Upstream SLC2A1 translation initiation causes GLUT1 deficiency syndrome

Abstract

Glucose transporter type 1 deficiency syndrome (GLUT1DS) is a neurometabolic disorder with a complex phenotypic spectrum but simple biomarkers in cerebrospinal fluid. The disorder is caused by impaired glucose transport into the brain resulting from variants in SCL2A1. In 10% of GLUT1DS patients, a genetic diagnosis can not be made. Using whole-genome sequencing, we identified a de novo 5'-UTR variant in SLC2A1, generating a novel translation initiation codon, severely compromising SLC2A1 function. This finding expands our understanding of the disease mechanisms underlying GLUT1DS and encourages further in-depth analysis of SLC2A1 non-coding regions in patients without variants in the coding region.

Figure 1

Molecular characterization and expression analysis of the SLC2A1 c.-107G>A variant. (a) Schematic depiction of the SLC2A1 exons (black boxes), introns (green bars), and UTRs (gray bars) with splicing information (dotted lines) based on NM_006516.2. (b) The c.-107G>A variant results in a potential novel translation initiation site. The predicted protein effect is indicated in orange, whereas the wild-type protein (partial) is shown in green. The mutant protein is predicted to result in a premature termination codon in exon 2 (*). (c) Sanger sequencing validation of the c.-107G>A variant in patient 1 and her parents, indicating de novo occurrence of the variant. (d) Evaluation of the sequence context surrounding c.107G for the presence of a KOZAK sequence.

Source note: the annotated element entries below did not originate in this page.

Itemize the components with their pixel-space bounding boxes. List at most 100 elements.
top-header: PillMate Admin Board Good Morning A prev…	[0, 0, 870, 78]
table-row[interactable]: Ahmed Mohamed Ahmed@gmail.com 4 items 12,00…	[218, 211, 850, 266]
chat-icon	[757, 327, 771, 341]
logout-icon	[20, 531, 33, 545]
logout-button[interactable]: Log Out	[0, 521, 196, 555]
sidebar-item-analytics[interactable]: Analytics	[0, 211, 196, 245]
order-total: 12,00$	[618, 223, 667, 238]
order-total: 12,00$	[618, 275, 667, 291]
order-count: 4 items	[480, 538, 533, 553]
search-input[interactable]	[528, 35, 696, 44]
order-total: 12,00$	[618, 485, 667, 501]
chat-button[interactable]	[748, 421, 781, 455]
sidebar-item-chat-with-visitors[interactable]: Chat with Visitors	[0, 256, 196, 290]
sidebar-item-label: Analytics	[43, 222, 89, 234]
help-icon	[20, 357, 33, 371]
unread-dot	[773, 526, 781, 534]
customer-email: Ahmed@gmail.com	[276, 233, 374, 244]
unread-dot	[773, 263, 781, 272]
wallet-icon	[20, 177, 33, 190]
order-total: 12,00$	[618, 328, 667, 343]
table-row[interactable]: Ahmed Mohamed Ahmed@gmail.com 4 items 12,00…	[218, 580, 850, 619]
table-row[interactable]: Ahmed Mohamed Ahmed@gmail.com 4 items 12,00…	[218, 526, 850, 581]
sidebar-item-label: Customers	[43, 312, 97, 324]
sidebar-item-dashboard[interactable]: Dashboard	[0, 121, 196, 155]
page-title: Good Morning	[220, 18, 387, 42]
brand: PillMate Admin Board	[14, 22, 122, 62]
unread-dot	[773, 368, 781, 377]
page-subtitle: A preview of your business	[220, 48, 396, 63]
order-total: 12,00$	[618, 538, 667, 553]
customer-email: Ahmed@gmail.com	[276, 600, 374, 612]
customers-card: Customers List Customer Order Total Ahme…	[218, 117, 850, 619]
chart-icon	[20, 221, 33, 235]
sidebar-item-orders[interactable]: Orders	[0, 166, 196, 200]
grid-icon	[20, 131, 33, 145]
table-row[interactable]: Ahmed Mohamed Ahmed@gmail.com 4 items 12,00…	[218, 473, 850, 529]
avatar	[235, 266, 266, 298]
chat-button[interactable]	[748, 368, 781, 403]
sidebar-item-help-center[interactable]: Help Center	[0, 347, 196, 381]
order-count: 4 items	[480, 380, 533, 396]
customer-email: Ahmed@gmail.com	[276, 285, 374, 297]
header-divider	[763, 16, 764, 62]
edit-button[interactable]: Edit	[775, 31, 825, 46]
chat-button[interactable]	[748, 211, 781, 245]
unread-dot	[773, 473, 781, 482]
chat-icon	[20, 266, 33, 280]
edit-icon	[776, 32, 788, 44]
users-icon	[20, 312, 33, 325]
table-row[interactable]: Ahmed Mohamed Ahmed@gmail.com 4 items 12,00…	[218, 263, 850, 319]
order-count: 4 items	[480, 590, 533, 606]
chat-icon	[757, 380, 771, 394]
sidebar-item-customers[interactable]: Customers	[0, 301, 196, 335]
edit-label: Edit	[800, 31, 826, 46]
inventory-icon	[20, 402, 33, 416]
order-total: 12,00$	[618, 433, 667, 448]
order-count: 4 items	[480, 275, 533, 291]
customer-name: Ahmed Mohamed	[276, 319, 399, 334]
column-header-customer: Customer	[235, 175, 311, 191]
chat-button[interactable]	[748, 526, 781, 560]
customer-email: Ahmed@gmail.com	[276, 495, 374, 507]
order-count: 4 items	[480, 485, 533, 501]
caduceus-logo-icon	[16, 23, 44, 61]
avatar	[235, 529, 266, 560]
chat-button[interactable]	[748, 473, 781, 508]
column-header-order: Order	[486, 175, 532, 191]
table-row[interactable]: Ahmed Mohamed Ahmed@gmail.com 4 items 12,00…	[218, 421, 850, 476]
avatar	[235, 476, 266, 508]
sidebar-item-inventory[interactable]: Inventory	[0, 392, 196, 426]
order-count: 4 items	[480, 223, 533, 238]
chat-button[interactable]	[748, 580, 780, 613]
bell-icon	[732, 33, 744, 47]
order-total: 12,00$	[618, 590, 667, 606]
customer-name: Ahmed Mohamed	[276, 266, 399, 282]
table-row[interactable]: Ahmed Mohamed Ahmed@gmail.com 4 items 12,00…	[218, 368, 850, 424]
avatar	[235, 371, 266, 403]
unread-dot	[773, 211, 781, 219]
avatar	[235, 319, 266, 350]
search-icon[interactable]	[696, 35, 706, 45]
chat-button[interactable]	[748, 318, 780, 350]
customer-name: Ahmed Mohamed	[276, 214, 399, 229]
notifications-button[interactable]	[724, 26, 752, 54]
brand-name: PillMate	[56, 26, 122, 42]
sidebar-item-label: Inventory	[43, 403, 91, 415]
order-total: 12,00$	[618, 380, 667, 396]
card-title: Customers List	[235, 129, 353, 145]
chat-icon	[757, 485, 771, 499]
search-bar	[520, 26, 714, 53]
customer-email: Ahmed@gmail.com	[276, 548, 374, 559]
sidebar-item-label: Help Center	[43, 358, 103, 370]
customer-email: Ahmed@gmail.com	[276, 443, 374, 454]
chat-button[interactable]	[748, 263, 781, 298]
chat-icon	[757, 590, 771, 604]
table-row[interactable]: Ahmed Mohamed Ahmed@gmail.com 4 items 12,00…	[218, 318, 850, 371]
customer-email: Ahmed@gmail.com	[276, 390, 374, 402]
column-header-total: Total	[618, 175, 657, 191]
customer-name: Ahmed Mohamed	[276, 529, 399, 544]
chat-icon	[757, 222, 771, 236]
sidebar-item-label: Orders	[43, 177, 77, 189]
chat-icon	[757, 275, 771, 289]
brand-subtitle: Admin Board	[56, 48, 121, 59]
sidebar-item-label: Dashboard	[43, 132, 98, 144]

Top panel shows the consensus sequence, with the relative height of the nucleotides representing the frequency observed at the specified position. Second panel shows the wild-type SLC2A1 c.1 KOZAK sequence. Third panel shows the predication for the wild-type c.107G sequence and its absence of a KOZAK sequence. Lower panel shows the prediction for c.107 A with the presence of a KOZAK sequence. Scores represent reliability of the KOZAK prediction. (e) Relative SLC2A1 mRNA expression in patient 1, indicating a significantly reduced expression (cDNA – CHX) that is partially increased by blocking of nonsense-mediated decay with cycloheximide (cDNA+CHX); **P<0.01. (f) Nonsense-mediated decay of the SLC2A1 transcript bearing the c.-107G>A variant. Patient's fibroblasts were cultured in the absence (−CHX) or presence (+CHX) of cycloheximide, and both genomic (gDNA) and mRNA were isolated. Copy-DNA (cDNA) was made from the mRNA samples, and both gDNA and cDNA were subjected to semi-quantitative ion-torrent sequencing (>40 000 reads per sample) after PCR. The percentage of reads containing the c.-107G>A variant is given. NS, not significant.

Figure 2

Functional characterization of SLC2A1 c.-107G>A. HEK293T cells were transfected with constructs of the 5′-UTR and exon 1 of SLC2A1 fused to GFP. Left: cartoons of the constructs used. The positions and possible use (arrow) of the wild-type initiation codon (a–e) and the novel initiation codon introduced by the c.-107G>A variant (c–e) are indicated. If no expression is anticipated, the arrow is crossed out (X). Right: representative images of cells transfected with the respective constructs with signals for nuclei by DAPI staining (blue) or green fluorescent protein (green). (f) Western blot of the SLC2A1-GFP fusion proteins created by the constructs in HEK293T cells. An antibody directed against tubulin was used as control (in green, top arrow head), whereas an antibody against GFP was used to detect the SLC2A1-GFP fusion (in red). The fusion proteins resulting from usage of the novel initiation site or the wild-type initiation codon are 32 kD (upper red arrow head) and 29 kD (lower red arrow head) in size, respectively.